Among other stories, Aesop’s fable of the Grasshopper and the Ants illustrates this dynamic. An arguably more sophisticated telling of this, however, is rendered in the story of The Three Little Pigs. Readers may recall that the little pigs who pursued pleasure most – slap-dashedly constructing their homes from straw and sticks – saw their homes destroyed by the predations of the wolf. Meanwhile, the more responsible pig, who had internalized the Reality Principle, who deferred pleasure in order to build a sturdy house of bricks, not only prevailed over, but succeeded in eating the wolf.

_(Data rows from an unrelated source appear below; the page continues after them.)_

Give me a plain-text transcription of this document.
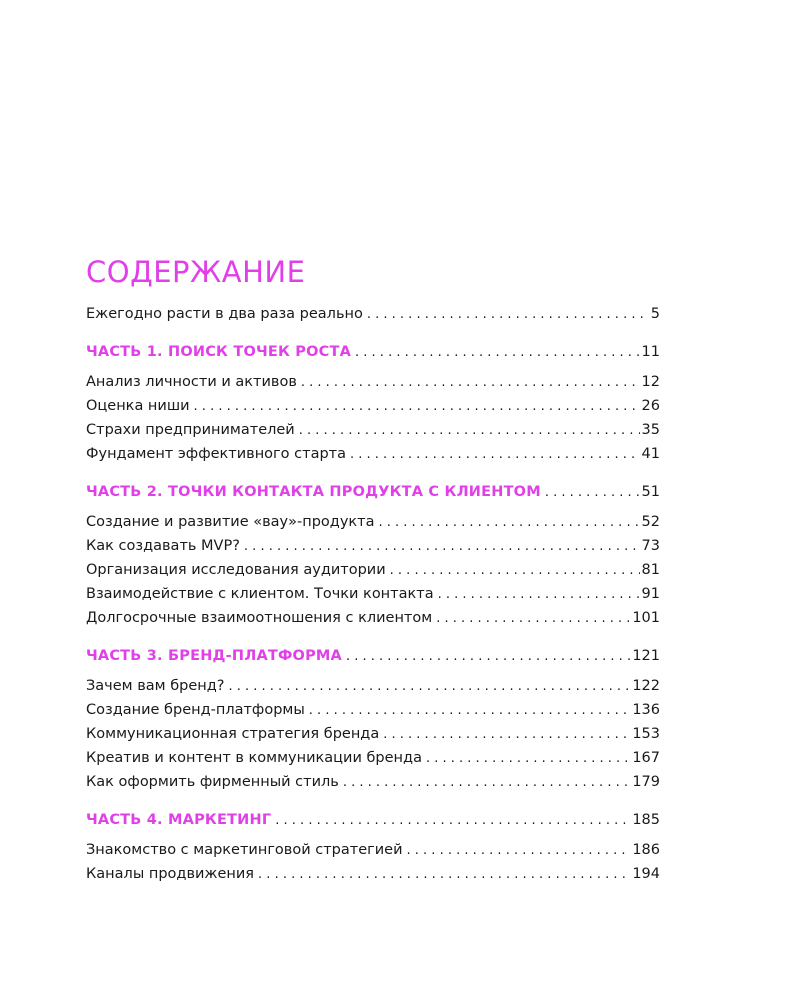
СОДЕРЖАНИЕ
Ежегодно расти в два раза реально . . .	5
ЧАСТЬ 1. ПОИСК ТОЧЕК РОСТА . . .	11
Анализ личности и активов . . .	12
Оценка ниши . . .	26
Страхи предпринимателей . . .	35
Фундамент эффективного старта . . .	41
ЧАСТЬ 2. ТОЧКИ КОНТАКТА ПРОДУКТА С КЛИЕНТОМ . . .	51
Создание и развитие «вау»-продукта . . .	52
Как создавать MVP? . . .	73
Организация исследования аудитории . . .	81
Взаимодействие с клиентом. Точки контакта . . .	91
Долгосрочные взаимоотношения с клиентом . . .	101
ЧАСТЬ 3. БРЕНД-ПЛАТФОРМА . . .	121
Зачем вам бренд? . . .	122
Создание бренд-платформы . . .	136
Коммуникационная стратегия бренда . . .	153
Креатив и контент в коммуникации бренда . . .	167
Как оформить фирменный стиль . . .	179
ЧАСТЬ 4. МАРКЕТИНГ . . .	185
Знакомство с маркетинговой стратегией . . .	186
Каналы продвижения . . .	194
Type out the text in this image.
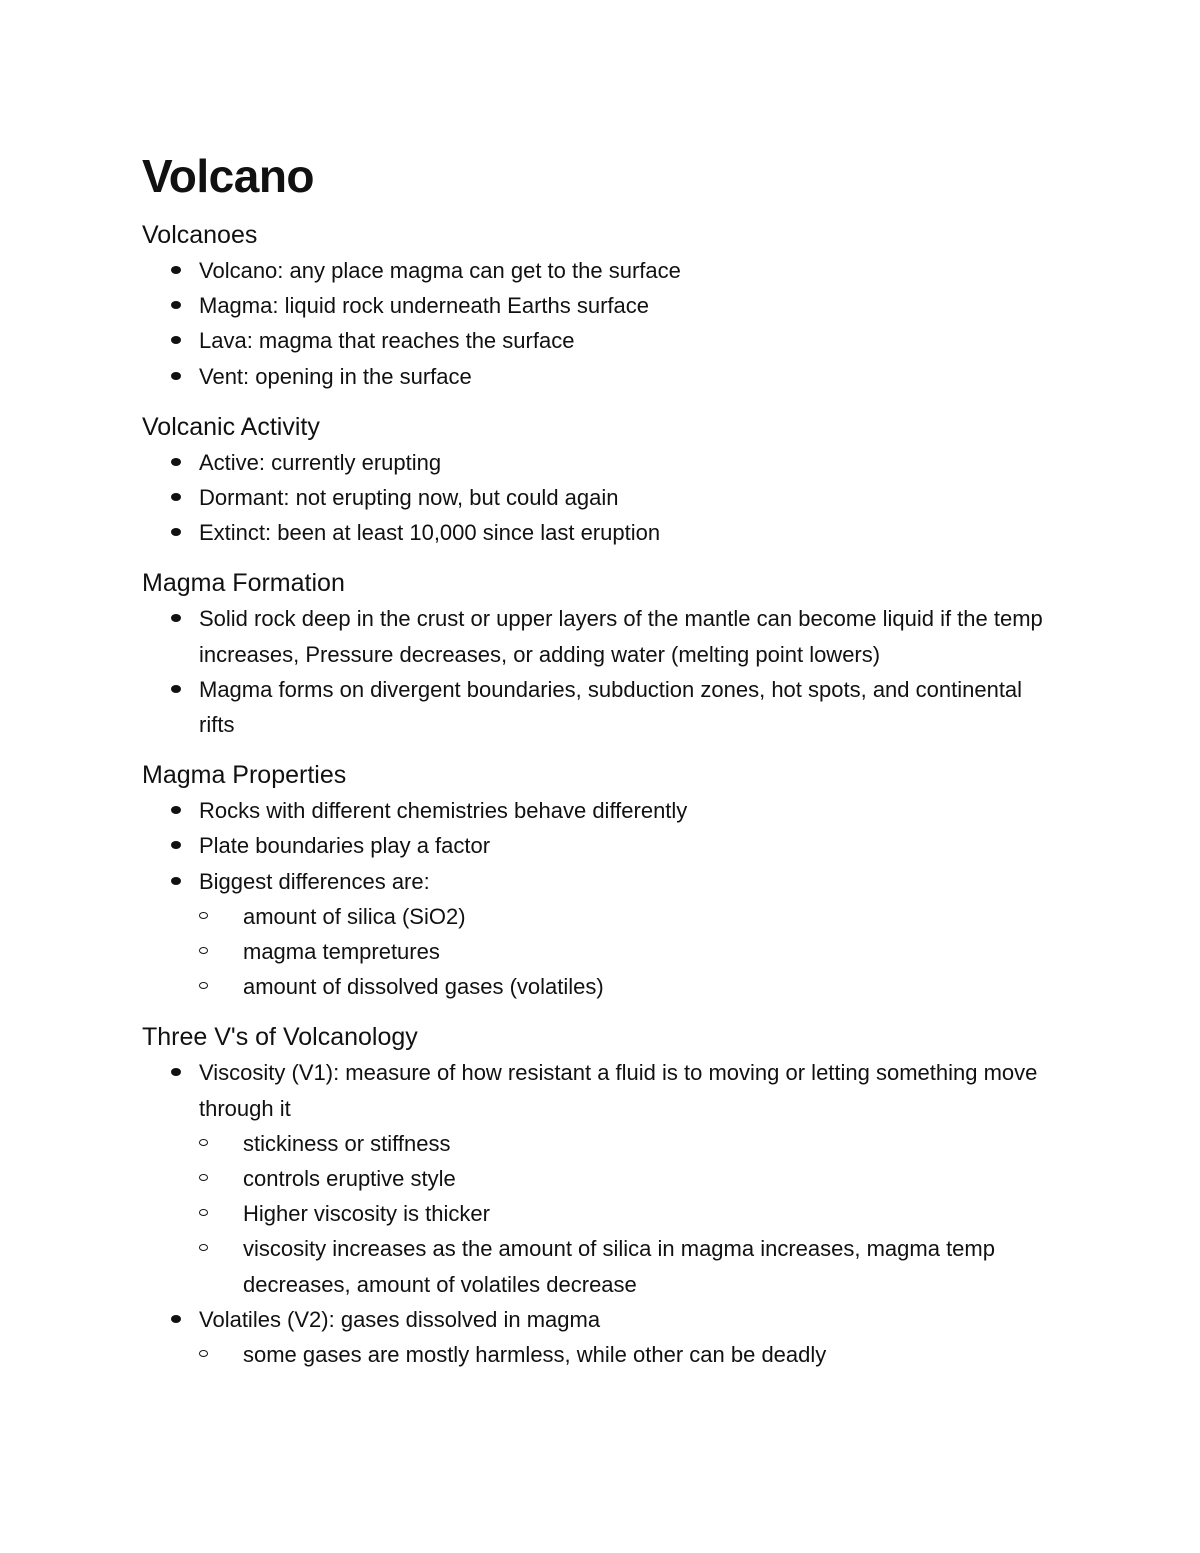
Volcano
Volcanoes
Volcano: any place magma can get to the surface
Magma: liquid rock underneath Earths surface
Lava: magma that reaches the surface
Vent: opening in the surface
Volcanic Activity
Active: currently erupting
Dormant: not erupting now, but could again
Extinct: been at least 10,000 since last eruption
Magma Formation
Solid rock deep in the crust or upper layers of the mantle can become liquid if the temp increases, Pressure decreases, or adding water (melting point lowers)
Magma forms on divergent boundaries, subduction zones, hot spots, and continental rifts
Magma Properties
Rocks with different chemistries behave differently
Plate boundaries play a factor
Biggest differences are:
amount of silica (SiO2)
magma tempretures
amount of dissolved gases (volatiles)
Three V's of Volcanology
Viscosity (V1): measure of how resistant a fluid is to moving or letting something move through it
stickiness or stiffness
controls eruptive style
Higher viscosity is thicker
viscosity increases as the amount of silica in magma increases, magma temp decreases, amount of volatiles decrease
Volatiles (V2): gases dissolved in magma
some gases are mostly harmless, while other can be deadly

While it may be a shortcoming of these stories – which instruct children on the merits of being good ants (workers), and pigs (consumers) – in their ascriptions of reasonableness, or of a Reality Principle, to Obama, his proponents reveal a profound one. For the purported Reality Principle of Obama is in actuality subordinated to the system’s incessant drive for growth and consumption – a drive leading not only to the world-wrecking ravages of global warming, but to epidemics of stress, heart-disease, cancer, famine, war, and other ills. That is, while the moderation, and thrift of the historical middle classes may continue to function ideologically (as internalized domination), these are firmly in the service of what Freud would describe not even as the Pleasure Principle, but what in his later writings he termed the Death Drive.
Opposed to survival, and the other creative drives, according to Freud the Death Drive is “an urge in organic life to restore an earlier [inorganic] stage of things.” In dominating the natural, as well as the social world, deforming the living and natural world into inorganic commodities and waste, rather than exemplifying the Pleasure Principle, or the Reality Principle, contemporary social organization seems to be manifesting the aggressive destructiveness wrapped up in just this urge.

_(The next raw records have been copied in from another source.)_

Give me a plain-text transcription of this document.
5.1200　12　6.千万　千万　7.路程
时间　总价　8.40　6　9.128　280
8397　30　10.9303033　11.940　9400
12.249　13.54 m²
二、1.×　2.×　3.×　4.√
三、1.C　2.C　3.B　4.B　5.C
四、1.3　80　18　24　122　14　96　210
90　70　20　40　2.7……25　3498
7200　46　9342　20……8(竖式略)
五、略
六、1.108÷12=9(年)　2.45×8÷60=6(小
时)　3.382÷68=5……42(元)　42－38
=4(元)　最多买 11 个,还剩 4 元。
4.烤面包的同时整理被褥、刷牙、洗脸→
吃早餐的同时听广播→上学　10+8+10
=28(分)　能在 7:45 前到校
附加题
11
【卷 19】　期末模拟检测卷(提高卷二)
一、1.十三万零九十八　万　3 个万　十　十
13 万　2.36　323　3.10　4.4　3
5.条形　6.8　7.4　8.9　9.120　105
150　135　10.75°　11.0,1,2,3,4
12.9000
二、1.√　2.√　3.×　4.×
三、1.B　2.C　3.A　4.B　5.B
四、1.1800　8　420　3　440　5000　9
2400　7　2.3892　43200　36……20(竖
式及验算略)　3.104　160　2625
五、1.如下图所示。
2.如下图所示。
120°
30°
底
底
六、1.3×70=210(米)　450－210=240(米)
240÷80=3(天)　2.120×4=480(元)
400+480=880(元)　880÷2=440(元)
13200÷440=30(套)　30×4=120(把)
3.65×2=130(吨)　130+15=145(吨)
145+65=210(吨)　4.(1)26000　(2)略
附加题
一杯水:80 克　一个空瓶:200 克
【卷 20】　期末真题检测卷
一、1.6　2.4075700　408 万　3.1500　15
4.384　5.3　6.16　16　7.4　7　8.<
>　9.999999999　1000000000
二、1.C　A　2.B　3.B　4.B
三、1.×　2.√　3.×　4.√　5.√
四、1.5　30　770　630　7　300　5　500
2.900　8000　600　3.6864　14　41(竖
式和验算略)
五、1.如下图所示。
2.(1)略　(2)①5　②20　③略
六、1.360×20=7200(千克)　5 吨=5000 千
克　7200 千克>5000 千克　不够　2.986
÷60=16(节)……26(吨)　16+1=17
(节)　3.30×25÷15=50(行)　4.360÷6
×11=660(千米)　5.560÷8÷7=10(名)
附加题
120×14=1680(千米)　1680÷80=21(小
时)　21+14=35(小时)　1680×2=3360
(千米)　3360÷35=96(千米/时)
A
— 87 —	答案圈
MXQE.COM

And though Freud held that the aggressive destructiveness of the Death Drive was an innately human phenomenon, he nevertheless contended that it could be overcome by way of a type of social Reality Principle, one rooted not in the destructive power of Thanatos, but in the generative, healing force of Eros. Indeed, it is interesting to point out that in addition to representing Armageddon, or the end times, the notion of apocalypse also means revelation, or unconcealment. As such, one may argue that the revelation, or unconcealment of the actual, ecocidal harms attending the present socioeconomic system (concealed by the culture industry) would instantiate apocalypse not in the sense of ending the world in general so much as contributing to the end of this particular form of social organization.

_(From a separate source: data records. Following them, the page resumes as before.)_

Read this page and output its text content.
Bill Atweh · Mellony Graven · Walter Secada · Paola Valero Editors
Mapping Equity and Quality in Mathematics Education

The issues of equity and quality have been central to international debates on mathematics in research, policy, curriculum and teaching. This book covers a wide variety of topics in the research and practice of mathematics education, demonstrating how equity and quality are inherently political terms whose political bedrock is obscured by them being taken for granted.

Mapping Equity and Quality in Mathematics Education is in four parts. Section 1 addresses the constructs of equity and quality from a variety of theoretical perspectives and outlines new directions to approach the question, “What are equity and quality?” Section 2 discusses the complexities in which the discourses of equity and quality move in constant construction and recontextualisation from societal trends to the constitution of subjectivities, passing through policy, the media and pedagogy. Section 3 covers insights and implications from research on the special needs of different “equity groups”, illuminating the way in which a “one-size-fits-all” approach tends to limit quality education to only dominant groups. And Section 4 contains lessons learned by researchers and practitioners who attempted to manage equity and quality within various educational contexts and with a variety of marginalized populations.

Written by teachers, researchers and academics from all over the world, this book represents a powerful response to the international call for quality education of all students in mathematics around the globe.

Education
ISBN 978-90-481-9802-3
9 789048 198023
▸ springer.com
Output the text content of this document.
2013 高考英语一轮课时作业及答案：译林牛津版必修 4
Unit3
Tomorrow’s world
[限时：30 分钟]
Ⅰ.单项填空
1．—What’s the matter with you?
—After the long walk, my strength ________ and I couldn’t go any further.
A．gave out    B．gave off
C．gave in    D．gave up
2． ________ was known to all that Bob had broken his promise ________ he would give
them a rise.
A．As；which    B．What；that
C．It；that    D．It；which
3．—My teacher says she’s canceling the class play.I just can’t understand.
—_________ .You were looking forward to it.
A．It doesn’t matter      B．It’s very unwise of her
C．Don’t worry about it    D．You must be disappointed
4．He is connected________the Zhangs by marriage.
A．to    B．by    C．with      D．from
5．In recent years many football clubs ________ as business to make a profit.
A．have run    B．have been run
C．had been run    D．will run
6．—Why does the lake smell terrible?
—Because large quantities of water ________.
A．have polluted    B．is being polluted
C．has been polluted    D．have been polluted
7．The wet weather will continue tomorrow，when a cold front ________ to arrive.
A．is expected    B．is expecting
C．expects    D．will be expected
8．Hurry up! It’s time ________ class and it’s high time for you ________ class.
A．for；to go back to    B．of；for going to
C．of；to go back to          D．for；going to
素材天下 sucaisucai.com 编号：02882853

As this Death Drive hurtles us toward ecological holocaust, it is interesting to consider that rather than by opposing it by force – which only ever enhances its strength – we can deprive this drive of its power not so much by working (like the dead), but, rather, like Eros, by playing dead. For, though the forces of domination are far more dangerous than, say, a bear, or a bee, by playing dead, by refusing to participate – by removing our bodies from the gas pedal, withdrawing not only our ‘moral’ support, but our actual physical energy and labor from its reproduction of harms – by not paying our bills, among other things – like a fire deprived of its fuel, this system of death will soon slow and expire. And the armada of disasters advancing toward us – whose attack should not come as any surprise – will by and by dissipate. What do we have to lose, but our diseases?